Alcools : la vieille Marie Brizard ® devient marocaine

Bonjour

Le marché des boissons alcooliques industrielles est allergique au racisme. Il se moque des frontières et des coutumes locales. Il n’a qu’une idée en tête.  Le Monde (Laurence Girard) nous apprend ainsi ce matin  que le groupe de spiritueux Belvédère (bien connu pour sa vodka Sobieski®, son whisky William Peel® et sa liqueur Marie Brizard ®) a désormais un actionnaire de référence : le groupe agro-industriel marocain Diana Holding.

Beaux bénéfices

L’entreprise a annoncé, lundi 6 octobre, détenir depuis quelques jours 13,14 % du capital et 13,02 % des droits de vote. « Diana Holding ne souhaite pas en rester là.

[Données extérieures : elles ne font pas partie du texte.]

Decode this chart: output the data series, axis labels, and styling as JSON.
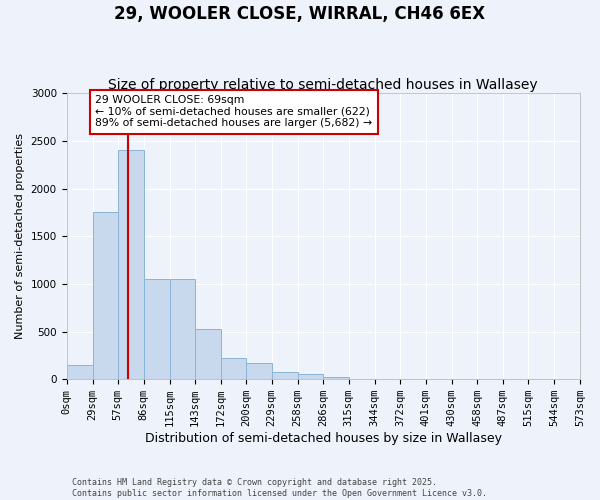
{
  "title": "29, WOOLER CLOSE, WIRRAL, CH46 6EX",
  "subtitle": "Size of property relative to semi-detached houses in Wallasey",
  "xlabel": "Distribution of semi-detached houses by size in Wallasey",
  "ylabel": "Number of semi-detached properties",
  "bar_color": "#c8d9ee",
  "bar_edge_color": "#8ab4d8",
  "background_color": "#eef2fa",
  "grid_color": "#ffffff",
  "property_size": 69,
  "property_line_color": "#cc0000",
  "annotation_text": "29 WOOLER CLOSE: 69sqm\n← 10% of semi-detached houses are smaller (622)\n89% of semi-detached houses are larger (5,682) →",
  "annotation_box_color": "#ffffff",
  "annotation_box_edge_color": "#cc0000",
  "bin_edges": [
    0,
    29,
    57,
    86,
    115,
    143,
    172,
    200,
    229,
    258,
    286,
    315,
    344,
    372,
    401,
    430,
    458,
    487,
    515,
    544,
    573
  ],
  "bin_counts": [
    150,
    1750,
    2400,
    1050,
    1050,
    525,
    225,
    175,
    75,
    50,
    20,
    5,
    0,
    0,
    0,
    0,
    0,
    0,
    0,
    0
  ],
  "ylim": [
    0,
    3000
  ],
  "yticks": [
    0,
    500,
    1000,
    1500,
    2000,
    2500,
    3000
  ],
  "footer_text": "Contains HM Land Registry data © Crown copyright and database right 2025.\nContains public sector information licensed under the Open Government Licence v3.0.",
  "title_fontsize": 12,
  "subtitle_fontsize": 10,
  "xlabel_fontsize": 9,
  "ylabel_fontsize": 8,
  "tick_fontsize": 7.5
}
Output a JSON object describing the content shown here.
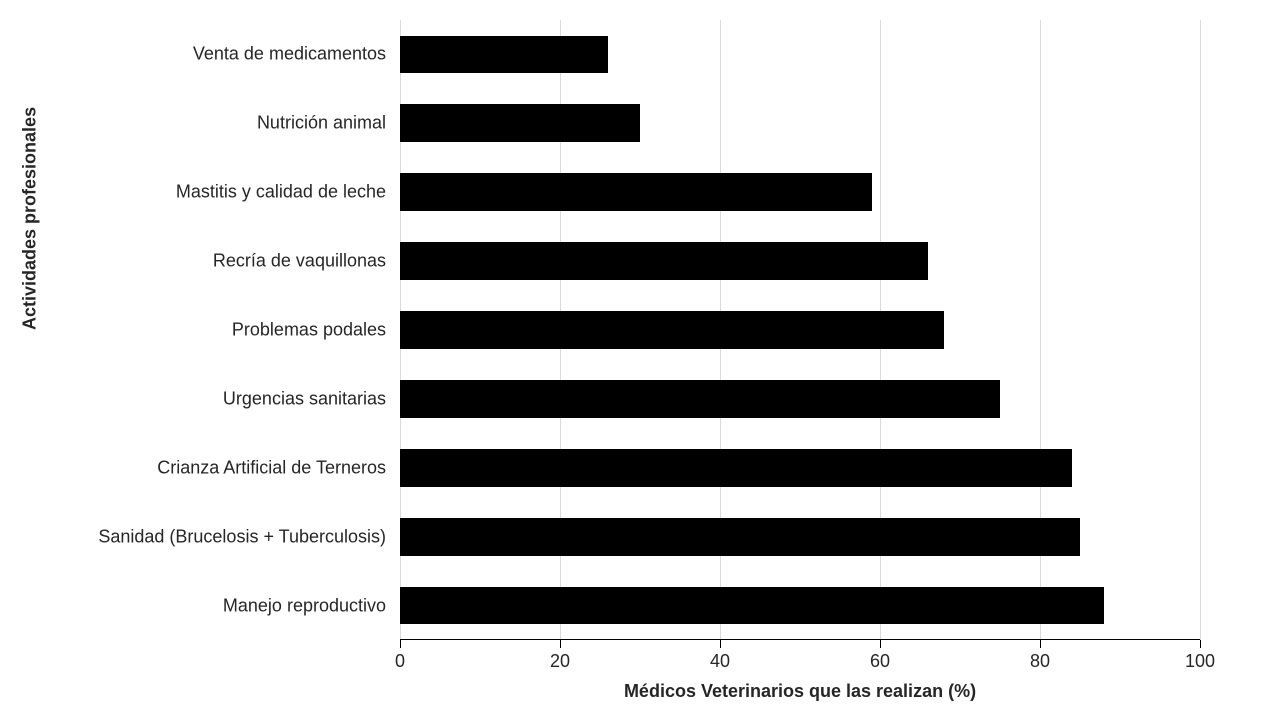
{
  "chart": {
    "type": "bar-horizontal",
    "xlabel": "Médicos Veterinarios que las realizan (%)",
    "ylabel": "Actividades profesionales",
    "xlim": [
      0,
      100
    ],
    "xtick_step": 20,
    "xticks": [
      0,
      20,
      40,
      60,
      80,
      100
    ],
    "background_color": "#ffffff",
    "grid_color": "#d9d9d9",
    "axis_color": "#000000",
    "bar_color": "#000000",
    "bar_width": 0.55,
    "label_fontsize": 18,
    "tick_fontsize": 18,
    "font_color": "#262626",
    "categories": [
      "Venta de medicamentos",
      "Nutrición animal",
      "Mastitis y calidad de leche",
      "Recría de vaquillonas",
      "Problemas podales",
      "Urgencias sanitarias",
      "Crianza Artificial de Terneros",
      "Sanidad (Brucelosis + Tuberculosis)",
      "Manejo reproductivo"
    ],
    "values": [
      26,
      30,
      59,
      66,
      68,
      75,
      84,
      85,
      88
    ]
  }
}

L’entreprise marocaine ajoute que, dans sa déclaration à l’Autorité des marchés financiers, en date du 3 octobre, elle a précisé son intention de conforter sa position d’actionnaire et d’influer sur le développement de la société notamment via sa participation au sein du conseil d’administration, raconte Le Monde. L’arrivée de cet actionnaire intervient quasiment un an après le départ du capital du fonds d’investissement américain Oaktree. Ce fonds avait un temps pris le contrôle de Belvédère, à l’issue d’une bataille acharnée qui avait duré près de quatre ans, entre les créanciers de l’entreprise et ses dirigeants. Finalement les deux fondateurs de Belvédère, Jacques Rouvroy et Christophe Trylinski, ont quitté l’entreprise[non sans bruit].  Oaktree, après avoir converti, en février 2013, sa créance en 38 % du capital, a cédé ses actions, empochant une très belle plus value. Un directeur général, Jean-Noël Reynaud, a été nommé en mai. »

Bouilleur de cru

Après cette période plus qu’agitée, la destinée de Belvédère dépend maintenant de son nouvel actionnaire Diana Holding.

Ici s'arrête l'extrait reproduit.